Говорят, уроборос — это змей, который держит мир в равновесии. Если он разомкнет кольцо, вселенная рассыплется в прах.

Метро держится на другом. На том, что каждые две минуты исправно срабатывает автоматика. На том, что машинист вовремя нажимает кнопку. На том, что стрелка переведена верно, а контактный рельс под напряжением.

И еще — на нас. На тех, кто каждое утро приходит и занимает свое место у поручня. Кто смотрит в светящийся экран, пока за мутным стеклом мелькают черные стены. Кто ведет свою змейку от края до края, пока вагон везет нас от «Спасской» до «Дыбенко».

Мы думаем, что играем в игру.

Но игра — это всегда немного мы сами.

Змейка на экране — даже не модель мира. Это модель нас самих, жестокая в своей простоте, сведенная к нескольким пикселям и правилам: двигайся, ешь, расти, умри, начни заново.

И мы начинаем. Потому что не начинать нельзя. Потому что девятнадцать минут тишины и грохота — это слишком много, чтобы просто сидеть и смотреть в черноту.

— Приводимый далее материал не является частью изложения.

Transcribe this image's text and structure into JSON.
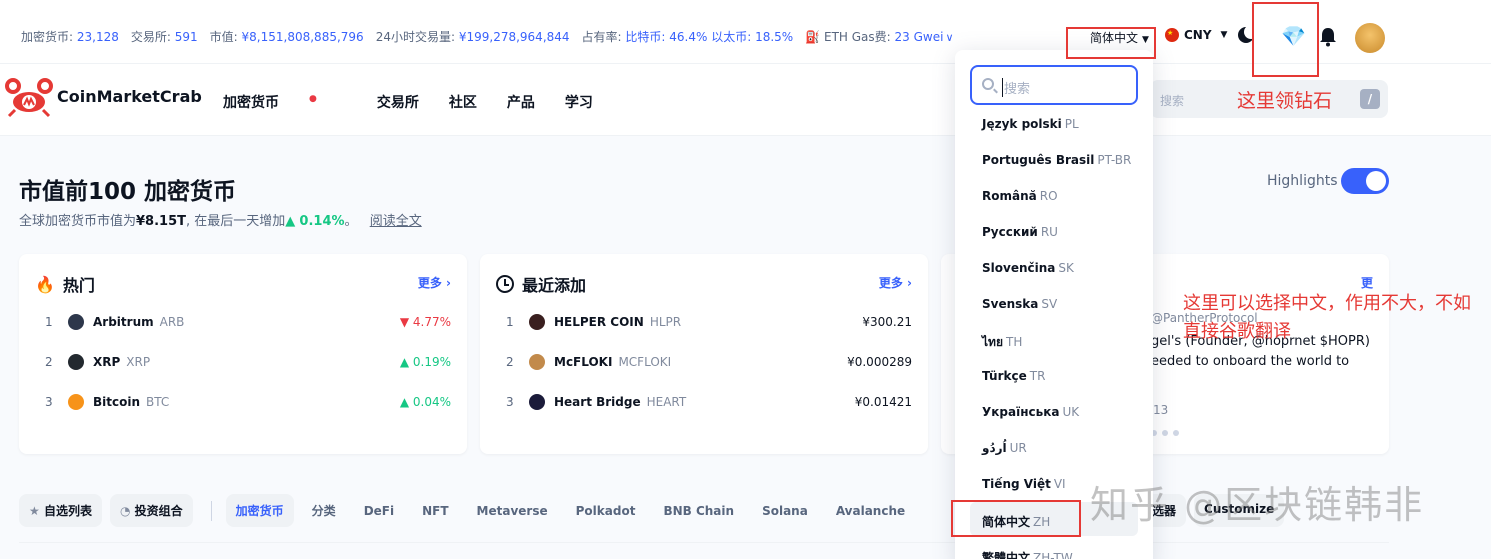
{
  "topbar": {
    "stats": [
      {
        "label": "加密货币:",
        "value": "23,128"
      },
      {
        "label": "交易所:",
        "value": "591"
      },
      {
        "label": "市值:",
        "value": "¥8,151,808,885,796"
      },
      {
        "label": "24小时交易量:",
        "value": "¥199,278,964,844"
      },
      {
        "label": "占有率:",
        "value": "比特币: 46.4% 以太币: 18.5%"
      },
      {
        "label": "ETH Gas费:",
        "value": "23 Gwei"
      }
    ],
    "language": "简体中文",
    "currency": "CNY"
  },
  "nav": {
    "logo": "CoinMarketCrab",
    "links": [
      "加密货币",
      "交易所",
      "社区",
      "产品",
      "学习"
    ],
    "search_placeholder": "搜索",
    "search_shortcut": "/"
  },
  "annotations": {
    "diamond_note": "这里领钻石",
    "language_note": "这里可以选择中文，作用不大，不如直接谷歌翻译"
  },
  "hero": {
    "title": "市值前100 加密货币",
    "sub_prefix": "全球加密货币市值为",
    "sub_value": "¥8.15T",
    "sub_mid": ", 在最后一天增加",
    "sub_change": "0.14%",
    "sub_end": "。",
    "read_more": "阅读全文",
    "highlights_label": "Highlights"
  },
  "trending": {
    "title": "热门",
    "more": "更多",
    "rows": [
      {
        "rank": "1",
        "name": "Arbitrum",
        "symbol": "ARB",
        "change": "4.77%",
        "dir": "down",
        "color": "#2d374b"
      },
      {
        "rank": "2",
        "name": "XRP",
        "symbol": "XRP",
        "change": "0.19%",
        "dir": "up",
        "color": "#23292f"
      },
      {
        "rank": "3",
        "name": "Bitcoin",
        "symbol": "BTC",
        "change": "0.04%",
        "dir": "up",
        "color": "#f7931a"
      }
    ]
  },
  "recent": {
    "title": "最近添加",
    "more": "更多",
    "rows": [
      {
        "rank": "1",
        "name": "HELPER COIN",
        "symbol": "HLPR",
        "price": "¥300.21",
        "color": "#3a1f1f"
      },
      {
        "rank": "2",
        "name": "McFLOKI",
        "symbol": "MCFLOKI",
        "price": "¥0.000289",
        "color": "#c28a4b"
      },
      {
        "rank": "3",
        "name": "Heart Bridge",
        "symbol": "HEART",
        "price": "¥0.01421",
        "color": "#1b1b3a"
      }
    ]
  },
  "news": {
    "more": "更",
    "handle": "@PantherProtocol",
    "line1": "gel's (Founder, @hoprnet $HOPR)",
    "line2": "eeded to onboard the world to",
    "time": "13"
  },
  "tabs": [
    "自选列表",
    "投资组合",
    "加密货币",
    "分类",
    "DeFi",
    "NFT",
    "Metaverse",
    "Polkadot",
    "BNB Chain",
    "Solana",
    "Avalanche"
  ],
  "filters": [
    "筛选器",
    "Customize"
  ],
  "dropdown": {
    "search_placeholder": "搜索",
    "items": [
      {
        "name": "Język polski",
        "code": "PL"
      },
      {
        "name": "Português Brasil",
        "code": "PT-BR"
      },
      {
        "name": "Română",
        "code": "RO"
      },
      {
        "name": "Русский",
        "code": "RU"
      },
      {
        "name": "Slovenčina",
        "code": "SK"
      },
      {
        "name": "Svenska",
        "code": "SV"
      },
      {
        "name": "ไทย",
        "code": "TH"
      },
      {
        "name": "Türkçe",
        "code": "TR"
      },
      {
        "name": "Українська",
        "code": "UK"
      },
      {
        "name": "اُردُو",
        "code": "UR"
      },
      {
        "name": "Tiếng Việt",
        "code": "VI"
      },
      {
        "name": "简体中文",
        "code": "ZH"
      },
      {
        "name": "繁體中文",
        "code": "ZH-TW"
      }
    ]
  },
  "watermark": "知乎 @区块链韩非",
  "colors": {
    "accent": "#3861fb",
    "up": "#16c784",
    "down": "#ea3943",
    "annotation": "#e53935"
  }
}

Потому что Уроборос — это о божественном, совершенном и вечном.

А мы — просто люди, которые едут на работу.

Экран гаснет. Вагон замедляет ход. За окном появляются огни станции и спешащие фигуры.

Я убираю телефон в карман.

Выхожу.

Следующая игра начнется через двенадцать часов.

В тот самый момент, когда состав, разрезая темноту тоннелей, снова тронется от платформы «Дыбенко», увозя очередную партию сомнамбул навстречу своему ритму.